Necchio segue, senza inseguirla, la traccia dell’immaginazione. Svolge un percorso naturale, di causa in effetto, dunque, come di chi va scoprendo la propria verità nell’arte all’atto del suo farsi. Il racconto si carica di emozioni, e di mistero, in un passo nel buio che proietta un’ombra, in un silenzio spirituale di una città da vivere in sogno. Sembrano preannunciare la scena successiva questi lavori, che visti in sequenza potrebbero sembrare un’opera unica.
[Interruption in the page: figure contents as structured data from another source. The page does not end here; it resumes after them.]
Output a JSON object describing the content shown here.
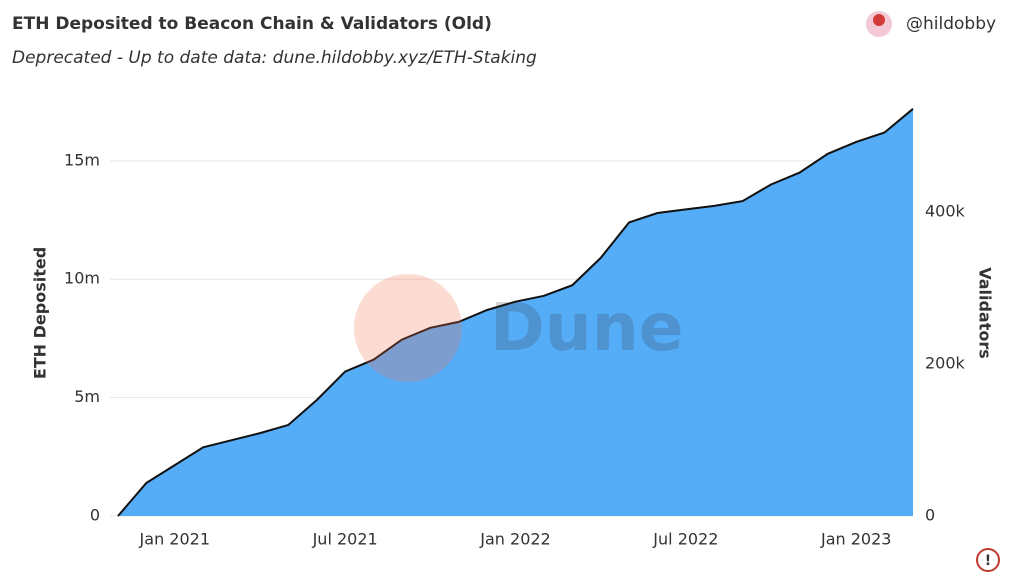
{
  "header": {
    "title": "ETH Deposited to Beacon Chain & Validators (Old)",
    "subtitle": "Deprecated - Up to date data: dune.hildobby.xyz/ETH-Staking",
    "author": "@hildobby"
  },
  "chart_data": {
    "type": "area",
    "watermark": "Dune",
    "y_label": "ETH Deposited",
    "y2_label": "Validators",
    "color": "#55acf7",
    "line_color": "#111111",
    "x": [
      "2020-11",
      "2020-12",
      "2021-01",
      "2021-02",
      "2021-03",
      "2021-04",
      "2021-05",
      "2021-06",
      "2021-07",
      "2021-08",
      "2021-09",
      "2021-10",
      "2021-11",
      "2021-12",
      "2022-01",
      "2022-02",
      "2022-03",
      "2022-04",
      "2022-05",
      "2022-06",
      "2022-07",
      "2022-08",
      "2022-09",
      "2022-10",
      "2022-11",
      "2022-12",
      "2023-01",
      "2023-02",
      "2023-03"
    ],
    "values": [
      0,
      1400000,
      2150000,
      2900000,
      3200000,
      3500000,
      3850000,
      4900000,
      6100000,
      6600000,
      7450000,
      7950000,
      8200000,
      8700000,
      9050000,
      9300000,
      9750000,
      10900000,
      12400000,
      12800000,
      12950000,
      13100000,
      13300000,
      14000000,
      14500000,
      15300000,
      15800000,
      16200000,
      17200000
    ],
    "xlim": [
      "2020-11",
      "2023-03"
    ],
    "xticks": [
      {
        "value": "2021-01",
        "label": "Jan 2021"
      },
      {
        "value": "2021-07",
        "label": "Jul 2021"
      },
      {
        "value": "2022-01",
        "label": "Jan 2022"
      },
      {
        "value": "2022-07",
        "label": "Jul 2022"
      },
      {
        "value": "2023-01",
        "label": "Jan 2023"
      }
    ],
    "ylim": [
      0,
      17360000
    ],
    "yticks": [
      0,
      {
        "value": 5000000,
        "label": "5m"
      },
      {
        "value": 10000000,
        "label": "10m"
      },
      {
        "value": 15000000,
        "label": "15m"
      }
    ],
    "y2lim": [
      0,
      540800
    ],
    "y2ticks": [
      0,
      {
        "value": 200000,
        "label": "200k"
      },
      {
        "value": 400000,
        "label": "400k"
      }
    ],
    "grid": true
  }
}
Anniversario I, II, IV, V: l’evento può essere importante, ma è ancora più interessante l’aspetto evocativo, l’idea di un appuntamento virtuale, forse proprio con l’arte.
Rumori, Silenzi, Cupola, tramonto e vento – cose di Como, sono solo alcuni dei titoli di opere realizzate appositamente per questa mostra, la cui ricerca svela lo studio attento, quasi febbrile, della carta, appunto, non solo come supporto, ma soprattutto come parte integrante e imprescindibile nel lavoro.
La carta, nelle sue molteplici declinazioni, appare, quindi, come materia viva e vibrante, come elemento naturale e dunque vitale, in cui natura e architetture si fondono nella superficie vissuta e articolata, nelle sfumature cromatiche degli ocra, dei bianchi e dei blu; sono opere bidimensionali “da toccare, da respirare, da sentire”.
La carta lavorata a mano necessita di un processo lungo e paziente, che non prevede errori o “pentimenti” ed entra nel percorso narrativo dell’artista come una seconda pelle.